La sentenza mette in evidenza in primo luogo, che seppur deve essere preso in esame un contemperamento tra gli obblighi del dipendente verso l’amministrazione di appartenenza e la libertà di pensiero, tuttavia, il suo agire non deve mettere in pericolo il rapporto di fiducia tra il cittadino e l’amministrazione in generale e, se necessita, il pubblico dipendente deve procedere per vie interne in caso si riscontrino problemi; in secondo luogo, che i social-network come Facebook non devono essere considerati strumenti di comunicazione privati ma pubblici e che, pertanto, ciò che si intende pubblicare deve rispettare a pieno i principi etici a cui sono ispirati i codici di comportamento del pubblico impiego giacché i contenuti possono essere diffusi in modo incontrollato senza che il titolare del cd. profilo possa impedire usi distorti, speculazioni o danni di immagine per la pubblica amministrazione.

A tale sentenza si aggiungono anche alcune circolari ministeriali sul tema tra cui la circolare del Ministero dilla Giustizia datata 20 febbraio 2015 avente ad oggetto: precisazioni sull’uso dei social network da parte del personale dell’Amministrazione Penitenziaria. In essa il Ministero precisa che il dipendente soggiace a norme di comportamento deontologico e, pertanto, il suo pensiero espresso tramite internet nella eventualità che leda il rapporto fiduciario tra lui e l’amministrazione di appartenenza fa sorgere su di esso provvedimenti di carattere disciplinare. Il rapporto fiduciario viene meno quando il dipendente viola la riservatezza con danno alla immagine, alla continuità e regolarità dell’azione dell’Amministrazione.

In ultimo la circolare si conclude ricordando agli le informazioni personali condivise sui social network possono mettere in pericolo la sicurezza stessa Amministrazione oltre alla incolumità degli Operatori.

Quest’ultimo punto è stato ripreso il 7 febbraio 2017 in una nota dell’Ufficio del Capo Dipartimento dell’Amministrazione Penitenziaria rivolta ai responsabili dei Reparti Operativi Mobili per il tramite delle Direzioni di alcuni Istituti sparsi sul territorio nazionale, avente ad oggetto: Allerta per possibili azioni ritorsive nei confronti delle Forze dell’Ordine – Caccia allo Sbirro.

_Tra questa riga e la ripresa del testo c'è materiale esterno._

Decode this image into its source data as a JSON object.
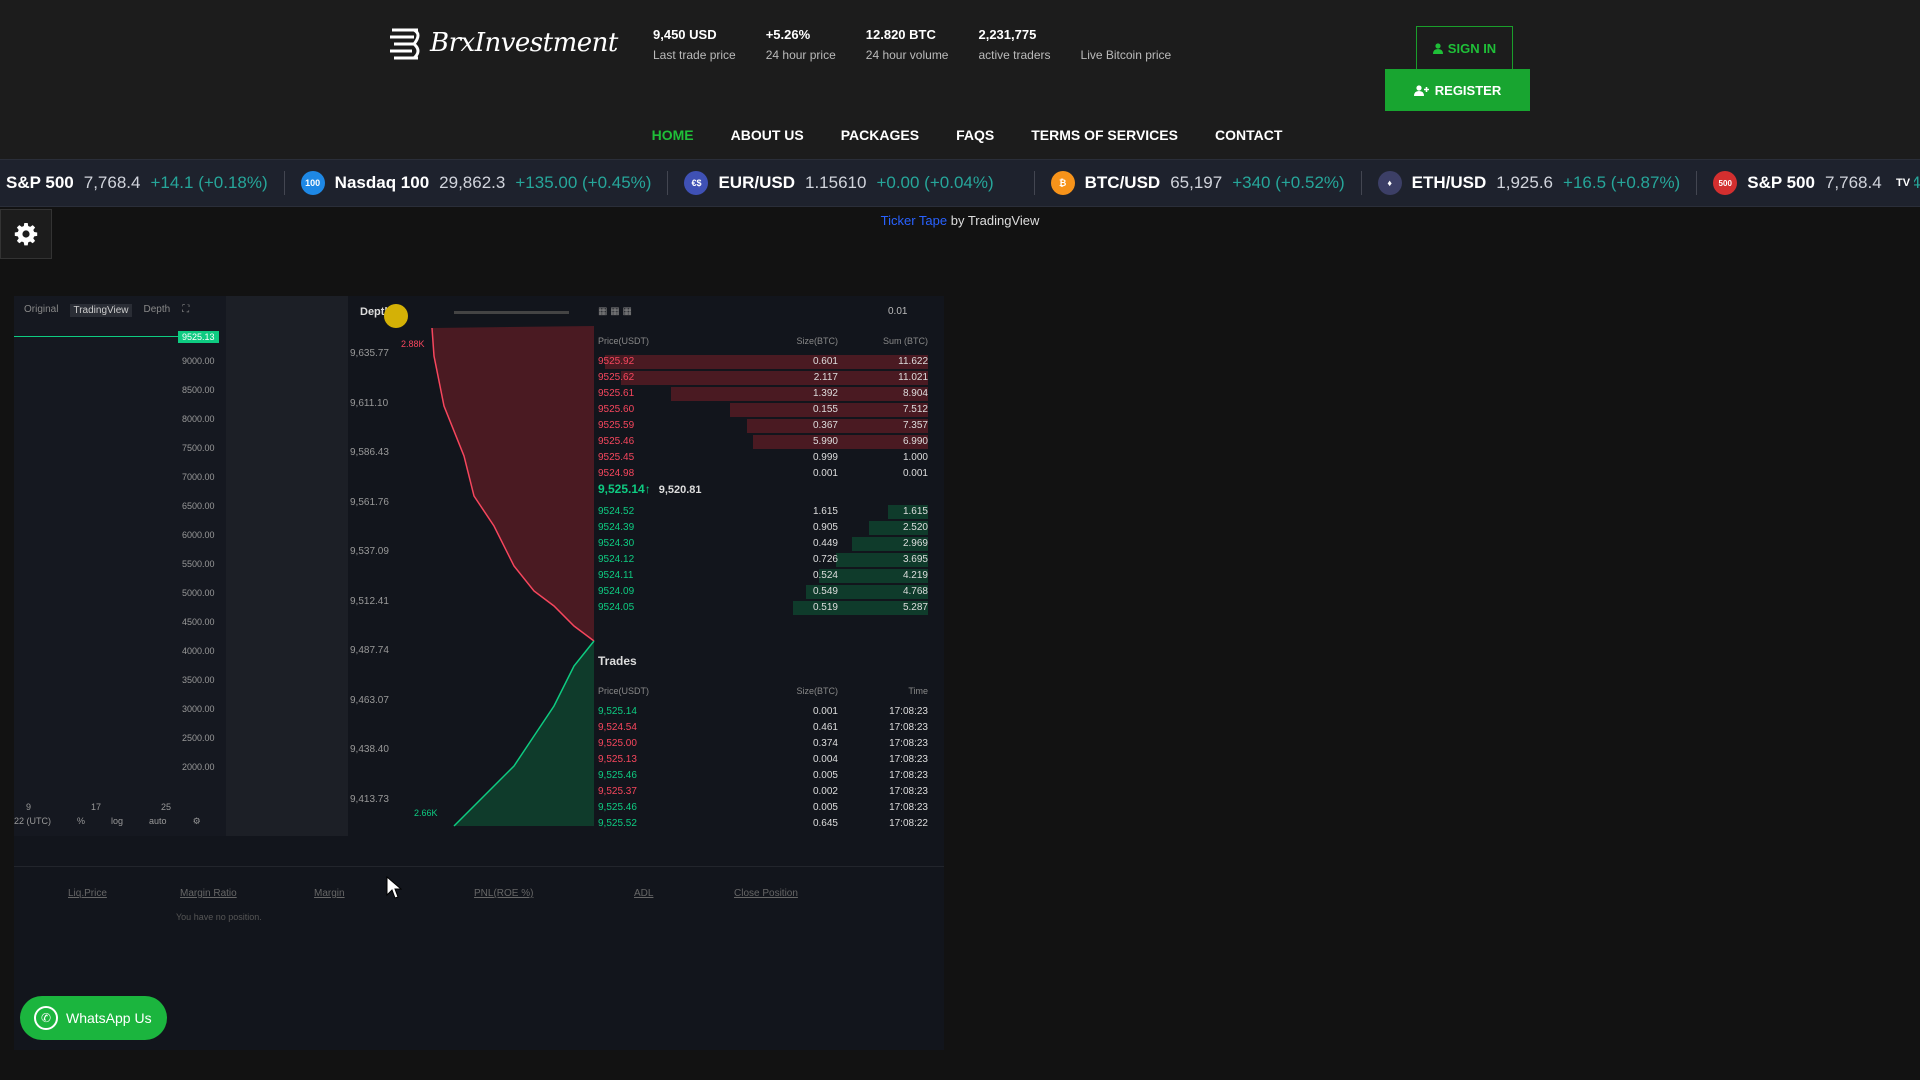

In tale documento veniva fatta menzione dell’esistenza di un sito denominato “Caccia allo sbirro”, gestito da appartenenti di estreme sinistra, all’interno del quale esiste una sezione dedicata alla raccolta di immagini e informazioni generali di appartenenti alle Forze dell’Ordine.

Si avvisava i destinatari che le notizie oggetto di raccolta possono essere estrapolate dai social network ai quali molti appartenenti dell’Amministrazione Penitenziaria sono iscritti e sui quali riversano foto e informazioni personali e sul lavoro svolto. Si invitava i responsabili a sensibilizzare gli Operatori ad “evitare la pubblicazione di foto che li ritraggono in divisa sia come immagine profilo facebook, istagram, twitter, ecc. sia a postarle all’interno di social-gruppi collettivi, invitandoli ad attivare le restrizioni di massima privacy consentita da tali siti web, a tutela della loro incolumità”.

 

* Roberto Dosio, Dottore in Giurisprudenza, Ufficiale di Polizia Locale.
Referente Cerchio Blu dell’Area Nord Ovest Italia (Piemonte, Val d’Aosta, Liguria).